The club objectives are to promote interest in various forms of old car activities, create good fellowship and sportsmanship among all members of the club, and conduct club functions and activities in a manner befitting members of the vintage/classic car sport and to encourage a better understanding of automobiles as a constructive sport among members of the public, press and law enforcement agencies.
When it comes to what makes a vehicle a classic car, there is no concrete criteria of what fits the bill. If the vehicle is older and well liked, then it may be a classic car.
“Believe it or not, there is no consistent definition of what a classic car is,” Mears said. “But that doesn’t mean that there aren’t countless entities with their own definition. Here in the US, state governments typically define a classic car as any car over a certain age, normally 20 years and has been maintained in or restored to a condition which is substantially in conformity with manufacturer specifications and appearance. Not all old cars are classics. Regardless of a car’s status, it’s good advice to never say to a fellow car owner your car isn’t a real classic.”
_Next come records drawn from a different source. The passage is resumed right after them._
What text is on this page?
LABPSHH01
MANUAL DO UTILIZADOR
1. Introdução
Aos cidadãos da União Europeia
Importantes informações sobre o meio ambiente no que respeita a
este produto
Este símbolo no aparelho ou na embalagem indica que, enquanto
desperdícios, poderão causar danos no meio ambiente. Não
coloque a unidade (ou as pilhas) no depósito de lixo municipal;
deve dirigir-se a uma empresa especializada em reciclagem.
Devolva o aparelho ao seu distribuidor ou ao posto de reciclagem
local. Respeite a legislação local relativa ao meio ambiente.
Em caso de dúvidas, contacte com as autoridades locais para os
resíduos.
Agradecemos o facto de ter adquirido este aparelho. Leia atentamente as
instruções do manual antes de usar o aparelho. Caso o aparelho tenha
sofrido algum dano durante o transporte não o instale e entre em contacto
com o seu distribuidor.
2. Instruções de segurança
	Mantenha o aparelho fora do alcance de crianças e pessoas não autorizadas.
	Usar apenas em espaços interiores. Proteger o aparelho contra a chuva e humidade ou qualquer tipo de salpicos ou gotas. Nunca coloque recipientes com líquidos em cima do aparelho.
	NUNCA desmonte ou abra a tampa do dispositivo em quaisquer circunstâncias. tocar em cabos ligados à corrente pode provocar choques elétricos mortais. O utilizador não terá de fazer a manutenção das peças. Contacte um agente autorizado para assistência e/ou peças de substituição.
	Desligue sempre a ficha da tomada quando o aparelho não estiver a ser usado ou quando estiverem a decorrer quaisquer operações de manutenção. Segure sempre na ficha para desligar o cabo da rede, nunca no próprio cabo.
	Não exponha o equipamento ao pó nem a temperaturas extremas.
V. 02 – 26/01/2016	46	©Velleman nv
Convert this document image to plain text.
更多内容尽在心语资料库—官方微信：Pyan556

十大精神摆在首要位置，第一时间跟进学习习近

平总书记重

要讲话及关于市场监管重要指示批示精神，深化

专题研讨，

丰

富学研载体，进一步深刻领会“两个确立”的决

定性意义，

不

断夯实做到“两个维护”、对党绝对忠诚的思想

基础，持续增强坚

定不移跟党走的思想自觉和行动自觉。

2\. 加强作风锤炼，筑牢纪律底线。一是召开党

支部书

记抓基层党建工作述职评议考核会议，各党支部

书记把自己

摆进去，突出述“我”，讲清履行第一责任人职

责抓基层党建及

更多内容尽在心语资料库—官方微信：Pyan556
Many of the car owners do work on restoring their vehicles and some have restoration done by others. Either way, many of these cars are presented at TVCCC’s annual car show held in the spring each year starting in 1989.
“From 1989 until 2008, the car show was held at Forest Park in Denison,” Mears said. “Beginning in 2009, we moved out to the Denison High School (now Scott Middle School), and have been at the location since then. In the early years, the show was always held on the first Saturday in August. We did not have many cars in the early days because of the heat in early August. Beginning in the early 2000s, we moved the show to the Spring to get away from the heat.”
The purpose of the show is to give the classic car owners a place to show off their pride and joy, to be able to share with others the history of vehicles, and to raise money to give back to the community and to individuals.
“People like to walk around and look and admire the classics,” Mears said. “It takes them back to their youth when they either had one or wished they had.”
For Mears, some of the coolest car innovations over the last 100 years are seat belts, turn signals, the automatic transmission, keyless entry and start, airbags, electric cars, driverless cars and more.
“I enjoy looking at all the old classics, whether they are still in original form, or has been modified from original form,” he said. “Because I have a 1964 Chevy Pickup that has been in the family since it was new, I would have to say that that it’s my favorite. I also have a 1964 Cushman Motor Scooter.”
In his dreams, Mears would love to own a 1967 Pontiac GTO.
“I had a buddy that had one and always thought that would be the car I would love to have,” he said.
In terms of the club, sharing the love of cars is just the means to do more.
“Our love for classic and vintage automobiles and to promote interest in various forms of vintage/classic car activities,” Mears said of why this club is interesting. “Our desire to give back to the community in the forms of donations to organizations and individuals in need.”
Often Texoma Vintage and Classic Car Club does more than just talk cars, the group also donates to many area organizations.
“We have adopted Meals-on-Wheels as our main organization to donate funds to each year,” Mears said. “Since our annual car show began in 1989, the club has donated in excess of $80,000 to various organizations and individuals through the years. Some of the organizations that have benefited from our donations are the American Red Cross, Grayson Home Hospice, CASA, Collin County Meals-on-Wheels, just to name a few. We also donate to individuals that may be in need because of illness, hospital stay, death of a loved one.”
The club meetings are one the fourth Thursday of each month, except for November and December.
“The November meeting is usually the 3rd Thursday because of where Thanksgiving falls,” Mears said in his email. “We don’t have a regular meeting in December because of our club Christmas Party. The club has a business meeting at each meeting. Occasionally, we will have someone present a program as well.”